Des applications plus larges peuvent également être imaginées avec des inhibiteurs de EthR. Par exemple, on peut émettre l’hypothèse que d’autres thioamides, tel que l’isoxyl (ISO) ou le thiacétazone (TAZ) sont également activés par EthA (Dover et al., 2007, Kordulakova et

al., 2007, Alahari et al., 2007). Dès lors, leur utilisation combinée à celle d’inhibiteurs

d’EthR pourrait également être bénéfique pour le traitement de la tuberculose. Les résultats des tests de sensibilité (Bactec) rapportés dans notre étude, montrent que l’utilisation du ligand BDM31343 résulte en une augmentation de la sensibilité au TAZ, mais pas à l’ISO. Ces données concordent avec les observations publiées récemment indiquant qu’une souche de M. bovis BCG, dont le gène ethR a été inactivé, est plus sensible au TAZ in vitro alors que sa sensibilité à l’ISO est pratiquement inchangée. Une étude récente a montré que le TAZ peut être modifié par les flavine-monooxygénases (FMO) humaines produisant alors des métabolites toxiques pour l’homme. L’association du TAZ avec un inhibiteur d’EthR pourrait tant stimuler son effet antibiotique que cela limiterait la production de métabolites toxiques par les FMO humains (Qian & Ortiz de Montellano, 2006). Un autre exemple d’application concerne le traitement de la lèpre (Hastings et al., 1988). En effet, les médicaments activés par EthA sont également utilisés avec succès contre les infections causées par

Mycobacterium leprae : l’utilisation d’inhibiteurs d’EthR pourrait également être bénéfique

pour le traitement de cette maladie (Fajardo et al., 2006).
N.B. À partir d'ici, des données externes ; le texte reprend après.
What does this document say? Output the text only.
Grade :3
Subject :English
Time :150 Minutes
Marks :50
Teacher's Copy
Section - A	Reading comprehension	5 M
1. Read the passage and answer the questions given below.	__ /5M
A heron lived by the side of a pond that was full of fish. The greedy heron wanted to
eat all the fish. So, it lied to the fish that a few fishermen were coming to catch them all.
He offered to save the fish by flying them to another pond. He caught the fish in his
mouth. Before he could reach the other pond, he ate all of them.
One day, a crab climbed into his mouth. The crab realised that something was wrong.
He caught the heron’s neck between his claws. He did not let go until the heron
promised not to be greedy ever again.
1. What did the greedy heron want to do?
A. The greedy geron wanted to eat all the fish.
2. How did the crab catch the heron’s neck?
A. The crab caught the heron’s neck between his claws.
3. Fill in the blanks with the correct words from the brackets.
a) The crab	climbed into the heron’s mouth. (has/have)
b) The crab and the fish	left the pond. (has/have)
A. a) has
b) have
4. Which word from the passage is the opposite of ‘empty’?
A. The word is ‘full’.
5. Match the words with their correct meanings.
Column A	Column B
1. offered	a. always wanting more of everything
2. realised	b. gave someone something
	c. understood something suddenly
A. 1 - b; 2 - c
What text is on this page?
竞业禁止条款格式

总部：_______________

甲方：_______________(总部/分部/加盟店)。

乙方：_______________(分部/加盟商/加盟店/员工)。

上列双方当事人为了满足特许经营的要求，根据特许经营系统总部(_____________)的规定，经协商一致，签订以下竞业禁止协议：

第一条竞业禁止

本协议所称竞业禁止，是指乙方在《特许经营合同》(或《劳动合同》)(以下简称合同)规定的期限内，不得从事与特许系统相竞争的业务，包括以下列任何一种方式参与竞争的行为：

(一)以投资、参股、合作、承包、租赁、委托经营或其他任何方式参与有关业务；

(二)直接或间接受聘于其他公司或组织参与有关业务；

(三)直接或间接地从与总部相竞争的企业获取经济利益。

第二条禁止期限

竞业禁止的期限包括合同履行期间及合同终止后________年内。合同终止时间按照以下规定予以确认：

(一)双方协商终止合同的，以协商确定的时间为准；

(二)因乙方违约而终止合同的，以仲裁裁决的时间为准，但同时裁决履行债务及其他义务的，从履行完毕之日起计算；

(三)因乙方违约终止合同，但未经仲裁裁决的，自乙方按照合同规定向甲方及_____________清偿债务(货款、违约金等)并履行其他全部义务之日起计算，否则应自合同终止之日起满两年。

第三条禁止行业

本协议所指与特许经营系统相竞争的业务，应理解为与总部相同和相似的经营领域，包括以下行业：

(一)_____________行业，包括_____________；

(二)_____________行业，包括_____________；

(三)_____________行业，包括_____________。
Globalement, notre étude montre que la sensibilité de M. tuberculosis au pro-médicament ETH peut être substantiellement augmentée en interférant pharmacologiquement avec le mécanisme régulateur de son activation. Plus largement, nous illustrons ici la possibilité d’agir pharmacologiquement sur le processus d’activation d’un antibiotique. Un raisonnement semblable pourrait être suivi pour booster l’efficacité d’autres médicaments

anti-mycobactériens et limiter ainsi leurs effets secondaires suite à la possibilité de réduire la dose thérapeutique.

Le but de ce travail n’était pas de trouver la molécule-ligand idéale mais bien de prouver qu’une telle démarche peut être fructueuse et mérite réflexion. A présent, nous tentons de modifier la molécule qui a montré les meilleurs résultats dans cette étude, de façon à améliorer encore son activité et ses propriétés pharmacocinétiques ainsi que pharmacochimiques, en particulier sa solubilité qui n’est pas optimale (dilution par le solvant DMSO de toxicité non-négligeable).